Cette position est également celle de l’Union européenne. Non seulement, l’on voit de sérieux désaccords quant au lancement des négociations appelées par Ursula von der Leyen sur l’entrée de l’Ukraine dans l’UE, mais comme le souligne le ministre hongrois des Affaires étrangères, accepter l’intégration de l’Ukraine dans l’OTAN signifierait le lancement de la Troisième Guerre mondiale. Ce qui est, par ailleurs, la position constante du Premier ministre hongrois. Mais la Hongrie n’est pas le seul pays à ralentir le processus d’intégration. Des pays aussi important que l’Allemagne soutiennent la défiance américaine sur la question. C’est pourquoi l’on voit se développer l’idée d’une négociation – intermédiaire, qui permettrait de faire entrer l’Ukraine sans le conflit armé et développer ainsi l’OTAN aux frontières de la Russie. Cette inquiétude est parfaitement résumée par le commandant sur la ligne de front, Alexandre Khodakovsky : «Il est clair que la prise d’Avdeïevka ne sauvera pas Donetsk et les territoires environnants des Himars, et ceux qui en ont assez de la guerre veulent bien sûr la paix. Mais supposons que nous ayons conclu un accord et permis à l’OTAN d’entrer en Ukraine aux conditions convenues. Il n’est pas nécessaire de parler de ce que valent les promesses de l’Ukraine, et si même les promesses certifiées par des documents sont ignorées, les promesses orales valent encore moins, et après un certain temps, nous pourrons voir la véritable OTAN au seuil même.»

Si la situation sera plus difficile ensuite sur le plan militaire, politiquement aucune amélioration ne serait à attendre non plus : «L’OTAN n’est pas une garantie contre toutes sortes de bascules.» Le coup d'État en Turquie a été lancé, en fait, par l'Occident lui-même, si l'on en croit les «rumeurs» – et en Ukraine, une sorte de nouveau Maïdan est également possible –, mais dans l'intérêt de l'Occident, afin de renforcer ses positions. Et l’appartenance de l’Ukraine à ce bloc, même en cas de grand déluge, nous lierait étroitement les mains.»

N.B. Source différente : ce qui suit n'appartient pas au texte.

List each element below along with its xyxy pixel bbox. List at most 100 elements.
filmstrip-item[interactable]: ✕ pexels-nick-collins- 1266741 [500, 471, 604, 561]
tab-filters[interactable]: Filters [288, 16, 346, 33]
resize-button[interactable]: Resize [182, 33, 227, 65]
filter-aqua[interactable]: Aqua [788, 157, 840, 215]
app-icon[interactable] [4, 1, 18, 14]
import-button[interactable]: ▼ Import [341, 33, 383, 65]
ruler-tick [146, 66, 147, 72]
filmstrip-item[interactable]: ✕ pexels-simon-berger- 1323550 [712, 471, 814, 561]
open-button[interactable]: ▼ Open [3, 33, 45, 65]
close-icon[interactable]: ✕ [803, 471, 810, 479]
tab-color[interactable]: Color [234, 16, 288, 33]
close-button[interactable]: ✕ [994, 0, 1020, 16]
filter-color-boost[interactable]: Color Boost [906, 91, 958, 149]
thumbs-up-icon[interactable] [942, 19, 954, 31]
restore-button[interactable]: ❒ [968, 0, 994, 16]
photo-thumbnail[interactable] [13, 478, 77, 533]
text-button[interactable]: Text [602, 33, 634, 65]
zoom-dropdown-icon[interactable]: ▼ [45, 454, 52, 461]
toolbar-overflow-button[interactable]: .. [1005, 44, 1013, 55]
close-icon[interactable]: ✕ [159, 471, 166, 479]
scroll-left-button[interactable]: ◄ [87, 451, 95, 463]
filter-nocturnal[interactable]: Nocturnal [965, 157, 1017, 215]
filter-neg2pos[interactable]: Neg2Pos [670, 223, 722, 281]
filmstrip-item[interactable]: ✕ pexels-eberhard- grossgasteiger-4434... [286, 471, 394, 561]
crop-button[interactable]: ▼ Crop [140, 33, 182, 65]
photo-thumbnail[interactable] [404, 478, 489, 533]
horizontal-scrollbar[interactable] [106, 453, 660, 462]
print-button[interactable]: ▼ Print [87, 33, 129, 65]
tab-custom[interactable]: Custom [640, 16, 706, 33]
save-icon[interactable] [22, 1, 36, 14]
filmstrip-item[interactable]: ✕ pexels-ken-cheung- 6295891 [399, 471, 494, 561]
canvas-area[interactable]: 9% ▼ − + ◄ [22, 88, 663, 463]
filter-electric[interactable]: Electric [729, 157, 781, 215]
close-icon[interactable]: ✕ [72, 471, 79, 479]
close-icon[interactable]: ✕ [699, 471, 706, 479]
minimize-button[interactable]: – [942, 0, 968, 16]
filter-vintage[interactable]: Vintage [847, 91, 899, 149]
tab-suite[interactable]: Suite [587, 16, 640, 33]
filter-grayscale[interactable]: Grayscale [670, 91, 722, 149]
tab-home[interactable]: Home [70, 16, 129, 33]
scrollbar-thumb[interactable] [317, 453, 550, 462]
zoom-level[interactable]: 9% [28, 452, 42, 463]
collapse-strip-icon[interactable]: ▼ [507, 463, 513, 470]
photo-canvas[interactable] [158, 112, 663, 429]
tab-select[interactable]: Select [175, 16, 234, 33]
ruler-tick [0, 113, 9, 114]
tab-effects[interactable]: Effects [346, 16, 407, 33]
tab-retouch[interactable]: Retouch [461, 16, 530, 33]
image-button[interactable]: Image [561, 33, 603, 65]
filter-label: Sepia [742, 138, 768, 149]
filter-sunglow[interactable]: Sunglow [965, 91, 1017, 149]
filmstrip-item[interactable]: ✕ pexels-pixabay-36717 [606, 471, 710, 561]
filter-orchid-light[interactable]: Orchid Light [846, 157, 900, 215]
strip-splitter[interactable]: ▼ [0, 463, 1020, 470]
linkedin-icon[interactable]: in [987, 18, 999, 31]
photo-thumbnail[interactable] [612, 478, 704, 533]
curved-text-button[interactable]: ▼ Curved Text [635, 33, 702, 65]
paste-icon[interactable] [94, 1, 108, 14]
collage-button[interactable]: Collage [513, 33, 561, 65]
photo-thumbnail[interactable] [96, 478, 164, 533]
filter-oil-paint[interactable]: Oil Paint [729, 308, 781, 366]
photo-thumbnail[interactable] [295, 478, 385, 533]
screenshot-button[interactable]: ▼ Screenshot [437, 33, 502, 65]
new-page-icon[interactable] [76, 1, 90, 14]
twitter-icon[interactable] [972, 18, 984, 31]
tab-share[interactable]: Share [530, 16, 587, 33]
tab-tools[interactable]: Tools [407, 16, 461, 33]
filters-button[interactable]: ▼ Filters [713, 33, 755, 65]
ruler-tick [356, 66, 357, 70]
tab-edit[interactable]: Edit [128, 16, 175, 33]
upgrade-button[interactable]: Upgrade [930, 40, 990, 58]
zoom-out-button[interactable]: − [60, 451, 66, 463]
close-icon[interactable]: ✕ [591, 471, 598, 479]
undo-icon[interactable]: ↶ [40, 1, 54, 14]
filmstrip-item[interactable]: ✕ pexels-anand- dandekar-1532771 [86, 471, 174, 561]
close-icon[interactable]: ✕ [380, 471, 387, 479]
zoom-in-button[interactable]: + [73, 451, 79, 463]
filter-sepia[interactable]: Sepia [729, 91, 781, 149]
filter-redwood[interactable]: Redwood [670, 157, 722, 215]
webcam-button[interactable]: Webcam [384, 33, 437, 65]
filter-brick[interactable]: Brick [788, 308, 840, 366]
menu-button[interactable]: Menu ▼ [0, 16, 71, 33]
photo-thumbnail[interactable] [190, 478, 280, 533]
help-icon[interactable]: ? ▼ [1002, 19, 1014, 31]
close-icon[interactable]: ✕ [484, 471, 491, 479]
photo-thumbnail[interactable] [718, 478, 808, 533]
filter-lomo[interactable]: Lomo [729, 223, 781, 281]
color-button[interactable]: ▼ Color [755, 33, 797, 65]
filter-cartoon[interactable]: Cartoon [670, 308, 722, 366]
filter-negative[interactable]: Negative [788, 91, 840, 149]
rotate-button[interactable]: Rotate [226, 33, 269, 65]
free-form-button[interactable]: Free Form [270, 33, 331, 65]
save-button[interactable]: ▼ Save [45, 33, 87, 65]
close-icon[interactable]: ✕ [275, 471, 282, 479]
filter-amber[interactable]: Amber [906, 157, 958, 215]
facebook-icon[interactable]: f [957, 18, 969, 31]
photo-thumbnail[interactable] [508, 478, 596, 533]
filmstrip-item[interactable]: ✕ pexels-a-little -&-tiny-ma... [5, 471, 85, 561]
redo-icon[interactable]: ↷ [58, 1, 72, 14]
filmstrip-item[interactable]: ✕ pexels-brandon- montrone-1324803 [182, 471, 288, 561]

À ce jour et pour des raisons différentes, l’entrée de l’Ukraine dans l’OTAN n’est ni dans l’intérêt des pays de l’OTAN, ni des pays européens, ni de la Russie. C’est certainement la raison pour laquelle, devant les étudiants ukrainiens à Nikolaev, Volodymyr Zelensky, voyant arriver la fin de sa route politique et comprenant qu’il sera bientôt sacrifié pour que, justement, le combat atlantiste puisse continuer avec une vigueur renouvelée, répondait ainsi à la question de savoir si l’Ukraine serait ou non dans l’OTAN : «Comment cela se passera, nous ne le savons pas avec certitude. Personne ne pourra vous le dire avec certitude. Ni si nous serons dans l’OTAN ou si nous ne serons pas dans l’OTAN. Nous le voulons, mais...»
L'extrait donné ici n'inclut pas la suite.